Le jardin d'intérieur fut enveloppé de silence. C'était parce qu'elles prenaient soudain conscience de la différence entre Aria et elles-mêmes. Elles avaient cru Aria semblable à une cadette mignonne, mais l'ambiance tourna bizarrement rien que par la présence de cette petite poupée.

Aria inclina la tête comme si elle ne comprenait pas pourquoi.

Pourtant, Sarah, qui révisait son estimation d'Aria, prit la parole parce qu'Aria boudeait, comme si elle avait fait quelque chose de mal puisque personne n'avait rien dit : « Quelle poupée mignonne ! C'est rare de voir une poupée avec des joyaux même aux oreilles, mais le comte a voulu offrir une belle poupée à Lady Aria, n'est-ce pas ? »

« … Eh bien, je le pense aussi. »

« C'est une poupée bien plus mignonne que je ne l'imaginais, alors j'ai été un instant sans voix. »

Ce fut seulement alors qu'Aria retrouva son sourire innocent.
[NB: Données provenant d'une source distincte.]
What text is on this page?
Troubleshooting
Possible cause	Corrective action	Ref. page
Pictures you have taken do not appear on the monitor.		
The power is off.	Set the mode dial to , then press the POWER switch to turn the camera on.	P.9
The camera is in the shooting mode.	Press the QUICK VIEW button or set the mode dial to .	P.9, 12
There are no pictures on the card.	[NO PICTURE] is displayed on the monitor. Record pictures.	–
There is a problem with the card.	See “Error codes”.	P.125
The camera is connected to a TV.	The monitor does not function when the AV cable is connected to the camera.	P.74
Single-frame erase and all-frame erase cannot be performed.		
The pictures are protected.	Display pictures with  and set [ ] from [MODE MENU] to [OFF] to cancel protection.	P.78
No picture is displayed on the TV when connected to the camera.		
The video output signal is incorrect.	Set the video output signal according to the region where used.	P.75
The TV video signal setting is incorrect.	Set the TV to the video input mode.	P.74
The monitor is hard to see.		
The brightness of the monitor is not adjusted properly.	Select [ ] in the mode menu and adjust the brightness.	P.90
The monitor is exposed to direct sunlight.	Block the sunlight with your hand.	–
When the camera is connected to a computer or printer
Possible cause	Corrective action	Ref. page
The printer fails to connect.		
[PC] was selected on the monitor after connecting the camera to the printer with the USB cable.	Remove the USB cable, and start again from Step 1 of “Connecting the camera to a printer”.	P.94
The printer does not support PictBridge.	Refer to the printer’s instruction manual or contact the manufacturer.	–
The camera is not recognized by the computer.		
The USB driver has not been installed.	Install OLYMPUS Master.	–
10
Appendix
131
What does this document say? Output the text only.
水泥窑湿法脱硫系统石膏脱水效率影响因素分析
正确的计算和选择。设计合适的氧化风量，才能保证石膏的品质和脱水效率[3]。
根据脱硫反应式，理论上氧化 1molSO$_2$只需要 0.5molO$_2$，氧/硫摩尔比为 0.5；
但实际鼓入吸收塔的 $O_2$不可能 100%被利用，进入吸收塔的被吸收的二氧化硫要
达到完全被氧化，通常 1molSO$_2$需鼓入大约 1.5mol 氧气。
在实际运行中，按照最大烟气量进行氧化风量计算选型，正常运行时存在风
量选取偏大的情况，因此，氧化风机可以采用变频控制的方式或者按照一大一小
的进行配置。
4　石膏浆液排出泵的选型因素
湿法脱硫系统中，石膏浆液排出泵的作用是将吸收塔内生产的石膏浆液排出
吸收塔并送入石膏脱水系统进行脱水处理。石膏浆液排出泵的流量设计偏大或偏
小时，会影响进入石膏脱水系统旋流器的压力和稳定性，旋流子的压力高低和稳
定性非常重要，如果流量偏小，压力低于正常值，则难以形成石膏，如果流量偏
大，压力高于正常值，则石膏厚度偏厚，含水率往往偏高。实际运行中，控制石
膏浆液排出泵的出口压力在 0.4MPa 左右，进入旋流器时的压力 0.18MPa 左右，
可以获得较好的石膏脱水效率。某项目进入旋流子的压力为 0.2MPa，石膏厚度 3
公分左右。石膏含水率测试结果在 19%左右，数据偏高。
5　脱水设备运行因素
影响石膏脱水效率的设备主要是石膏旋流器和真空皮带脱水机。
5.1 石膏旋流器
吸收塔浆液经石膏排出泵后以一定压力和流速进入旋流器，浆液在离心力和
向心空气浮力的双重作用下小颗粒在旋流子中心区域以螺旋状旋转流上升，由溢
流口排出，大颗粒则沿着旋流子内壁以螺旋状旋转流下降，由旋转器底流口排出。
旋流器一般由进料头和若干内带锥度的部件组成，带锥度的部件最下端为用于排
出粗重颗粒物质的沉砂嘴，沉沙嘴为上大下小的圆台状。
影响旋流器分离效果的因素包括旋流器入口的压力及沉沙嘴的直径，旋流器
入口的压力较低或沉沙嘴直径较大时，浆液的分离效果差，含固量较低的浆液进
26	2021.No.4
L'atmosphère ne revint pas complètement à ce qu'elle était, mais en tout cas, en surface, elle redevint joyeuse et rieuse.

Du plat principal au gâteau à trois étages, les plats préparés par les cuisiniers que Jessie avait fait venir de l'extérieur animèrent la fête.

Bien qu'il y eût peu d'invitées et aucun événement remarquable, la fête fut aussi une occasion pour Aria de montrer à quel point elle était aimée et pure.

Bien sûr, ce fut une fête très simple mais satisfaisante pour Aria, hormis le fait que les jeunes filles invitées étaient tout à fait insignifiantes. Ce fut aussi satisfaisant parce qu'elle n'avait jamais pensé à obtenir quoi que ce soit au départ.

'Dois-je simplement en rester là ?'

Elle était nerveuse parce qu'Oscar n'était pas venu, mais son but avait déjà été atteint. Elle avait obtenu le mouchoir de Sarah. Pour commencer, il était d'usage de terminer l'anniversaire d'une mineure de manière brève et concise. Elles ne pouvaient pas veiller toute la nuit à boire comme des adultes.

De plus, ce n'étaient pas de jeunes hommes, mais de jeunes filles, donc elles ne savaient pas quel genre de danger pourrait leur arriver la nuit. Elles devaient rentrer avant le coucher du soleil, aussi Aria annonça-t-elle la fin de la fête.

« Eh bien, merci à toutes d'être venues aujourd'hui. »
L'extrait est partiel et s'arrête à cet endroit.